Again, your help is greatly appreciated.

Could you try to use cake's per-IP-fairness mode as well. This should be easy/quick to test and will give valuable feed-back from the field for cake's developers. I have a hunch that per-IP-fairness and air-time fairness should pretty much lead to a good-enough solution that requires no maintenance :wink:

Will try.
Actually, I force "airtime fairness for dummies" simply by allowing only lower WiFi speeds.
KISS :slight_smile:

I am not sure this is going to work well. Really try the airtime fairness approach, as that aims at sharing the contended resource.Wifi by default aims at sharing bandwidth, which means slow stations drag down everybody and get a disproportionate share of transmit opportunities. That means one user with a 802.11b device is able slow everybody down...

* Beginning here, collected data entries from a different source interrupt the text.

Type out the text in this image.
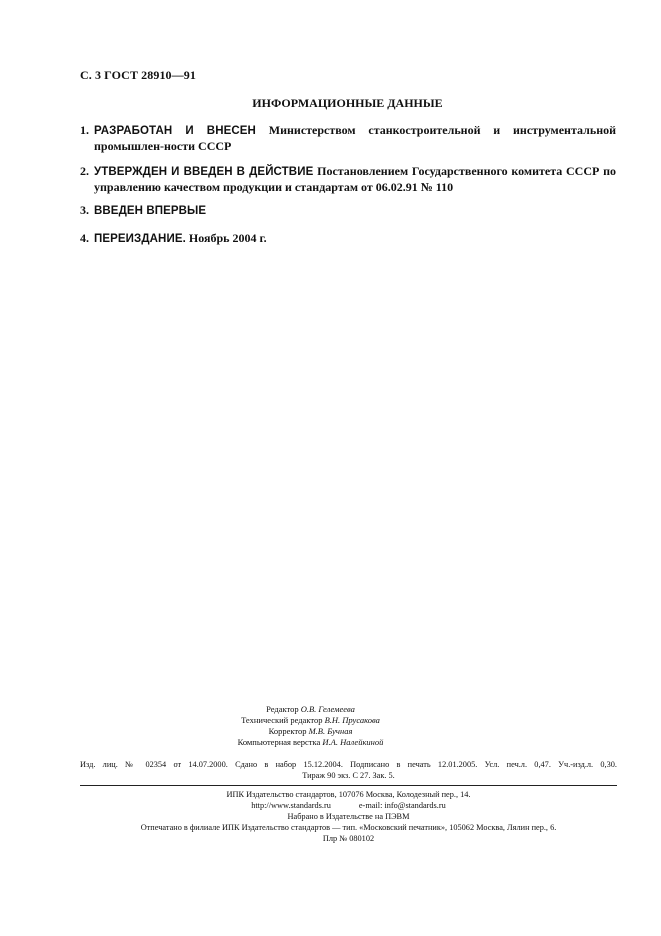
С. 3 ГОСТ 28910—91
ИНФОРМАЦИОННЫЕ ДАННЫЕ
1. РАЗРАБОТАН И ВНЕСЕН Министерством станкостроительной и инструментальной промышлен-ности СССР
2. УТВЕРЖДЕН И ВВЕДЕН В ДЕЙСТВИЕ Постановлением Государственного комитета СССР по управлению качеством продукции и стандартам от 06.02.91 № 110
3. ВВЕДЕН ВПЕРВЫЕ
4. ПЕРЕИЗДАНИЕ. Ноябрь 2004 г.
Редактор О.В. Гелемеева
Технический редактор В.Н. Прусакова
Корректор М.В. Бучная
Компьютерная верстка И.А. Налейкиной
Изд. лиц. № 02354 от 14.07.2000. Сдано в набор 15.12.2004. Подписано в печать 12.01.2005. Усл. печ.л. 0,47. Уч.-изд.л. 0,30.
Тираж 90 экз. С 27. Зак. 5.
ИПК Издательство стандартов, 107076 Москва, Колодезный пер., 14.
http://www.standards.ru	e-mail: info@standards.ru
Набрано в Издательстве на ПЭВМ
Отпечатано в филиале ИПК Издательство стандартов — тип. «Московский печатник», 105062 Москва, Лялин пер., 6.
Плр № 080102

Thanks I will try this, I will let you know

one user with a 802.11b device is able slow everybody down...<
Yes.
But I exclude 11b, and only allow lower 11g-speeds. So the Wifi channel not to be saturated by YT-HD-viewers.
I do not dispute better solutions to be available, but this one works for years already.
Manchmal sind auch althergebrachte Methoden gut.